Medicine is field that is advancing all the time. It can take years for new innovations to be brought to market, but I was so excited about this story that I just wanted to share it. 3-D printed medical devices are one of the newest frontiers in medicine. These devices include replacement bone, personalized plaster casts, prosthetic parts for amputees, and heart valves. Not all of these devices are available for use in humans yet. Regulatory bodies like the FDA require extensive testing before new products can be made available to the general public.
Many people don’t realize how similar medical interventions can be for animals and humans. Harvard Medical School has even begun sending its students on optional four-week rotations at Franklin Park Zoo and Stoneham’s Stone Zoo as part of a partnership with Zoo New England. The basic anatomical structures between humans and other mammals are quite similar. In some cases, techniques that were first pioneered by vets have later been used on people.

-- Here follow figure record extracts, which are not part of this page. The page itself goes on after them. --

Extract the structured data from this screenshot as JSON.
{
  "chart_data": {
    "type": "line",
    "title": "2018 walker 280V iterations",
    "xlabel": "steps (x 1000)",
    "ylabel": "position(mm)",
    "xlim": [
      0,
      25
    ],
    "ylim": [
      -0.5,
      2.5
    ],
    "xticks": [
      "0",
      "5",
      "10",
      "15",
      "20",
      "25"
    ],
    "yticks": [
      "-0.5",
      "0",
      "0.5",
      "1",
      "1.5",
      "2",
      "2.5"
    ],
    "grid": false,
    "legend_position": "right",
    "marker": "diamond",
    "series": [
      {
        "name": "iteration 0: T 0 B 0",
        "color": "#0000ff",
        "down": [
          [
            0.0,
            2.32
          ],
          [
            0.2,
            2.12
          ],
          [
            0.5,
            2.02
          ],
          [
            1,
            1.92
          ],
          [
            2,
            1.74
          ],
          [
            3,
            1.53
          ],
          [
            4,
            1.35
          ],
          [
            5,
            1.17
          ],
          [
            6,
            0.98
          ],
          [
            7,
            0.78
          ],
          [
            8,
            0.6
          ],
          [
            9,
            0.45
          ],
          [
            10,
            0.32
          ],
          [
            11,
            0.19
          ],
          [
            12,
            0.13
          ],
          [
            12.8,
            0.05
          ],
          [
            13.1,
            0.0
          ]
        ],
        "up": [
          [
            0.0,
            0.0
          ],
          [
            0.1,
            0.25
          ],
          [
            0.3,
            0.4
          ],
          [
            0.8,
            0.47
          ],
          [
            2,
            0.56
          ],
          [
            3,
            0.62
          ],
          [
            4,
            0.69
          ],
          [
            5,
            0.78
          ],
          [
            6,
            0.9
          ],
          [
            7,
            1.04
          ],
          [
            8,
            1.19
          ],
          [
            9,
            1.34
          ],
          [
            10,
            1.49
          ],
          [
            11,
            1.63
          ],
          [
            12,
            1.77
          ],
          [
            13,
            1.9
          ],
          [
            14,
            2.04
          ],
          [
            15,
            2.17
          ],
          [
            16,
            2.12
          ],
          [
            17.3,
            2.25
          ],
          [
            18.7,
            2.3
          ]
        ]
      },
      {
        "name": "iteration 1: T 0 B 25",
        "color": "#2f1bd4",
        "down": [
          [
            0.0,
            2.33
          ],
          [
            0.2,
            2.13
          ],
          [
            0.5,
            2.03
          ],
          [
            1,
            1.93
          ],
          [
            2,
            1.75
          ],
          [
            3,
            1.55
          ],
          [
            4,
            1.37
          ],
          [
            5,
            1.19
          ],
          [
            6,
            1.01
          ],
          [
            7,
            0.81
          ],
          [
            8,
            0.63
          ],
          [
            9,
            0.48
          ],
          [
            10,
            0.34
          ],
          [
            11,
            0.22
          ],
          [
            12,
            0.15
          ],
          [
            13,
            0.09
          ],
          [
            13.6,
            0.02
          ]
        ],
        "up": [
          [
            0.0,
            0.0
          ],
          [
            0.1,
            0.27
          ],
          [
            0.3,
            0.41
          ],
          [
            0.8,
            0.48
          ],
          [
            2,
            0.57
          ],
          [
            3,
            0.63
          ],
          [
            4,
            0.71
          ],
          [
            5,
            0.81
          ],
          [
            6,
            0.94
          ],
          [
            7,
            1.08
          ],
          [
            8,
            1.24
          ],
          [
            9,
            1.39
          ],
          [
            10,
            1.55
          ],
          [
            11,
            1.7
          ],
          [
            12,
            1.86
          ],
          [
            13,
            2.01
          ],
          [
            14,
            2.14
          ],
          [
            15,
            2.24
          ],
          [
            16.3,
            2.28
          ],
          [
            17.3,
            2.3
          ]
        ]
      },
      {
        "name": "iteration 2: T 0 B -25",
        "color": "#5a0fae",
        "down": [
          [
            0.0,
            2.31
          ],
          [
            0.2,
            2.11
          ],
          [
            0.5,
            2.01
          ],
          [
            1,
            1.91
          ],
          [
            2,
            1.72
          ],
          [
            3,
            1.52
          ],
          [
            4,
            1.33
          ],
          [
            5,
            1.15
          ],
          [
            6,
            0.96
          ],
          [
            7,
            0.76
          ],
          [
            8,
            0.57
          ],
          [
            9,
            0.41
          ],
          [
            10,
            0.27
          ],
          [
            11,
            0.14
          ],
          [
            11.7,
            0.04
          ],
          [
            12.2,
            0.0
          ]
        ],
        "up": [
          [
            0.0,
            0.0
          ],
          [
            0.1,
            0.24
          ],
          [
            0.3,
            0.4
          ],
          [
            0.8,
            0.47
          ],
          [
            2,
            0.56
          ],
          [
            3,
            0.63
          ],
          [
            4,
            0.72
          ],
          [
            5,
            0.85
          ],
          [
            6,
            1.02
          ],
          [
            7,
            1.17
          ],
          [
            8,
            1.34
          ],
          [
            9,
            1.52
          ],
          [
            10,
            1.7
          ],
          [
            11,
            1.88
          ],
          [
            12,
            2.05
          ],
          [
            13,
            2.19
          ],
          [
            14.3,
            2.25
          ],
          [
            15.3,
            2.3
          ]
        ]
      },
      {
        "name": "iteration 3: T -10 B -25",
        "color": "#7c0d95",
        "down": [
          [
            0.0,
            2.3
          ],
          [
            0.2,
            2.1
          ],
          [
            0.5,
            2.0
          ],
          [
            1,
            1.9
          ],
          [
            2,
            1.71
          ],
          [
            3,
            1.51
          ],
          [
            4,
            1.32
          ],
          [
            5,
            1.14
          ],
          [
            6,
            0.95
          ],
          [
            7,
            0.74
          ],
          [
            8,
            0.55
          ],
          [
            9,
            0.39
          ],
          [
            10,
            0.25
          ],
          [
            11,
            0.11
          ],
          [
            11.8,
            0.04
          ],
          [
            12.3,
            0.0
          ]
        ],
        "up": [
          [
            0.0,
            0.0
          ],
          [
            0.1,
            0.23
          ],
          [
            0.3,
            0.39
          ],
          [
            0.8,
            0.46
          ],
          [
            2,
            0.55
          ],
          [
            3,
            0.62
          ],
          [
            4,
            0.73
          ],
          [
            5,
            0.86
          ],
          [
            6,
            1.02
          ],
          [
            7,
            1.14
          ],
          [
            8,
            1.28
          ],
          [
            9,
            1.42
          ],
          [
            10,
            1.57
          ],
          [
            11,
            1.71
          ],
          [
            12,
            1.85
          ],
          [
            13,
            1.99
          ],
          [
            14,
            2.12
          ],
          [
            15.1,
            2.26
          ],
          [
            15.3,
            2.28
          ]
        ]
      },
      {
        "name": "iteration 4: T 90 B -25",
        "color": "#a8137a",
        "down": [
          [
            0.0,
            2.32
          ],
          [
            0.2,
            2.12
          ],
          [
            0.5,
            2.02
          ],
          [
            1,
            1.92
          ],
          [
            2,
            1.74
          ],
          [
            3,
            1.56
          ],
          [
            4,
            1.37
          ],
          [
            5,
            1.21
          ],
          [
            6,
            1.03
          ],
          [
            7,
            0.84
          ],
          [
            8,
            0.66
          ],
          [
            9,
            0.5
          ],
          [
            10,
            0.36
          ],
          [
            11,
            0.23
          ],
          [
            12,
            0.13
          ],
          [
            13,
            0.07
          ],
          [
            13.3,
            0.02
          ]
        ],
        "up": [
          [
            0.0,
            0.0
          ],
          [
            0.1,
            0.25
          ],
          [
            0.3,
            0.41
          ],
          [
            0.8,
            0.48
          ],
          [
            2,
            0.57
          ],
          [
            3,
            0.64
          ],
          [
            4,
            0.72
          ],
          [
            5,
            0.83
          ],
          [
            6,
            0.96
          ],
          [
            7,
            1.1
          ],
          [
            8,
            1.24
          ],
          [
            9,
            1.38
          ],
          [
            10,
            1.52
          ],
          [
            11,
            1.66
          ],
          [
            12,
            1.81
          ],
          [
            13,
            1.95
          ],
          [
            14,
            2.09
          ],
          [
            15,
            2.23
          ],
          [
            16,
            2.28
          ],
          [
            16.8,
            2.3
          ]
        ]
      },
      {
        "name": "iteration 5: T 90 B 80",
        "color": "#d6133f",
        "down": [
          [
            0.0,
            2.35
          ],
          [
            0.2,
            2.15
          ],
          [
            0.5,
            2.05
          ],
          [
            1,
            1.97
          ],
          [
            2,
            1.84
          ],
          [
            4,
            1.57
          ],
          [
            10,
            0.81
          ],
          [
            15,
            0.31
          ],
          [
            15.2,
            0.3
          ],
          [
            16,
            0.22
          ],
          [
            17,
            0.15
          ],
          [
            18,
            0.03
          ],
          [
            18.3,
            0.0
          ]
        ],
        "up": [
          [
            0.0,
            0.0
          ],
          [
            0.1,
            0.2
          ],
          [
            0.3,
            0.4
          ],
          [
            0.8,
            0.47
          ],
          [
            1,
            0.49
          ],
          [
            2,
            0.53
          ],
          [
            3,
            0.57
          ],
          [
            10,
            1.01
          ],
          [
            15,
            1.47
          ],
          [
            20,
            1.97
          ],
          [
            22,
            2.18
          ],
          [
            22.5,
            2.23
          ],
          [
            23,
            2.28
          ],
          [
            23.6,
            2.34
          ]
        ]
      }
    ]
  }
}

In this case, 3-D printed bones have been used in people and dogs. In 2014, a team of doctors from the University Medical Center in Utrecht carried out the world’s first partial skull transplant using plastic parts to save the life of a woman suffering from a rare condition that caused extra bone to develop inside her skull. More recently, researchers at a Canadian university printed a customized 3-D plate to replace a portion of a cancer-stricken Dachshund’s skull.
For me, the most rewarding part of being a doctor is watching injured or ill patients recover and regain control of their lives. There is nothing better than watching hope return to the eyes of someone who thought all had been lost. I welcome innovations like 3-D printed bones that can improve people’s lives, and I’m excited to see how medical technology continues to develop.